Over the last five years, China has conducted hundreds of hypersonic tests, whereas the US has carried out only nine, John Hyten, vice chairman of the US Joint Chiefs of Staff, said last week on CBS News.
China appears also to be building out large missile silos across the country, based on analysis of satellite images.
Beijing’s increasingly bellicose rhetoric, coupled with apparently increasing military prowess, has led to concerns that physical conflict could erupt.
China previously dismissed reports of the hypersonic missile test, saying instead it was part of national space research efforts.
The government has also always claimed that its military programme is only meant to ensure peace and stability especially in its own territory. The challenge, however, is that Beijing lays claim to disputed areas considered international waters, and entire swaths that belong to other nations.

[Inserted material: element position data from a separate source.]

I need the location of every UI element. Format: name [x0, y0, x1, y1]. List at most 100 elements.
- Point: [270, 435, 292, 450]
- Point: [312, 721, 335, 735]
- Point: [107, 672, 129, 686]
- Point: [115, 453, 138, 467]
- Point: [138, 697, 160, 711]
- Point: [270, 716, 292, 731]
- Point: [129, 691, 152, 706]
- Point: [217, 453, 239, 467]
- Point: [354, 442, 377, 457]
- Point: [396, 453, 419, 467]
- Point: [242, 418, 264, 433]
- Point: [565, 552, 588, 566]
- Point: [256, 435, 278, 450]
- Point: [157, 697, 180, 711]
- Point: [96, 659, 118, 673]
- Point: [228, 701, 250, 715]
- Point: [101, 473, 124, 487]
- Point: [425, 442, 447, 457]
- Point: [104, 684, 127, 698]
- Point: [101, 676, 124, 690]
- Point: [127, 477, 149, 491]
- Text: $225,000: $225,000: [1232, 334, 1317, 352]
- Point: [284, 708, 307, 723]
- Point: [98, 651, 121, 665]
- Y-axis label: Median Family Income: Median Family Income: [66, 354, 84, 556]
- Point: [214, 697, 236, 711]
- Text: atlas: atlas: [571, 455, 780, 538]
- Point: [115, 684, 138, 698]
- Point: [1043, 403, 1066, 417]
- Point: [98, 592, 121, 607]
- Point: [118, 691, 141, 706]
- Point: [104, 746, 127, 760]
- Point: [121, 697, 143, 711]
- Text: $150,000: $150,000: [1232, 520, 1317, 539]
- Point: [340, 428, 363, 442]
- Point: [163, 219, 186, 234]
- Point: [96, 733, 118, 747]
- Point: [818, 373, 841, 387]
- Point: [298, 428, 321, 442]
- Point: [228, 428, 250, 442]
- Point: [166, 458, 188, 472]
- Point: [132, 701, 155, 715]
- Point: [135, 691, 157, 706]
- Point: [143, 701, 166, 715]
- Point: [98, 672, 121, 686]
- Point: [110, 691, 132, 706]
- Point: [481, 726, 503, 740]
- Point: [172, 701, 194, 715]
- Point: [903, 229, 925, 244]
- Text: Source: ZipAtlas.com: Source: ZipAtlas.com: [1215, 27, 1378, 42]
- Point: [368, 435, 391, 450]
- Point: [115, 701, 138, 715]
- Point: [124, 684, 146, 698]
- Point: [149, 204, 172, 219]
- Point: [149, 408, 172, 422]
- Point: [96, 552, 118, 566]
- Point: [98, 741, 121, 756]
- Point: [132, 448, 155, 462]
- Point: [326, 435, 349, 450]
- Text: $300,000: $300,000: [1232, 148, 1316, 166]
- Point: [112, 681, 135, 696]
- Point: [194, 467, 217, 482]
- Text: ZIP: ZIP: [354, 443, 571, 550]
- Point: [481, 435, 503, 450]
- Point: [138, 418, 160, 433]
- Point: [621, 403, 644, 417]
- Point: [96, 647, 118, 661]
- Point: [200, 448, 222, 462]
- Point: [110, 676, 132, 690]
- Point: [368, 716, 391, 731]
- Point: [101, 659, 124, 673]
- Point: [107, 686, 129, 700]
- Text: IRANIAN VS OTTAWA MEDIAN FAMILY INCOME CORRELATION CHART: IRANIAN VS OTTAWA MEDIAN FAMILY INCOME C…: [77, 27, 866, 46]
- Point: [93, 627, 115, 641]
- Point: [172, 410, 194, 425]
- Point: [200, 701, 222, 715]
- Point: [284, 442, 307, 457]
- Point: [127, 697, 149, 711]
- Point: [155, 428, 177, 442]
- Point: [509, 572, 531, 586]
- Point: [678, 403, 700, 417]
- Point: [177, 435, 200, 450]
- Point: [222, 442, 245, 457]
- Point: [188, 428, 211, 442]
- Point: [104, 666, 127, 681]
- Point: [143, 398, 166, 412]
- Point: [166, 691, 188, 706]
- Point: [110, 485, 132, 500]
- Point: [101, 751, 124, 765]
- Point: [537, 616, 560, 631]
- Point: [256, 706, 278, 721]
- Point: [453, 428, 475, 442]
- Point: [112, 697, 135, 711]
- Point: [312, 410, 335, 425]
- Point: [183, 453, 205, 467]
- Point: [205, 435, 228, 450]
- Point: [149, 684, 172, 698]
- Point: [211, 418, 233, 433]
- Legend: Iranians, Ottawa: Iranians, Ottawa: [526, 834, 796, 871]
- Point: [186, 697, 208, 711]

Leader Xi Jinping has made it a priority to modernise the country’s military, plunging billions into developing new weapons.
China’s defence budget for 2021 was publicly stated at 1.36 trillion yuan (£160 billion), though experts generally believe that it spends far more than it discloses.
Defence experts have long highlighted that the Chinese military’s biggest shortcoming is a lack of combat experience, making it hard to know just how soldiers would perform if under pressure in the field.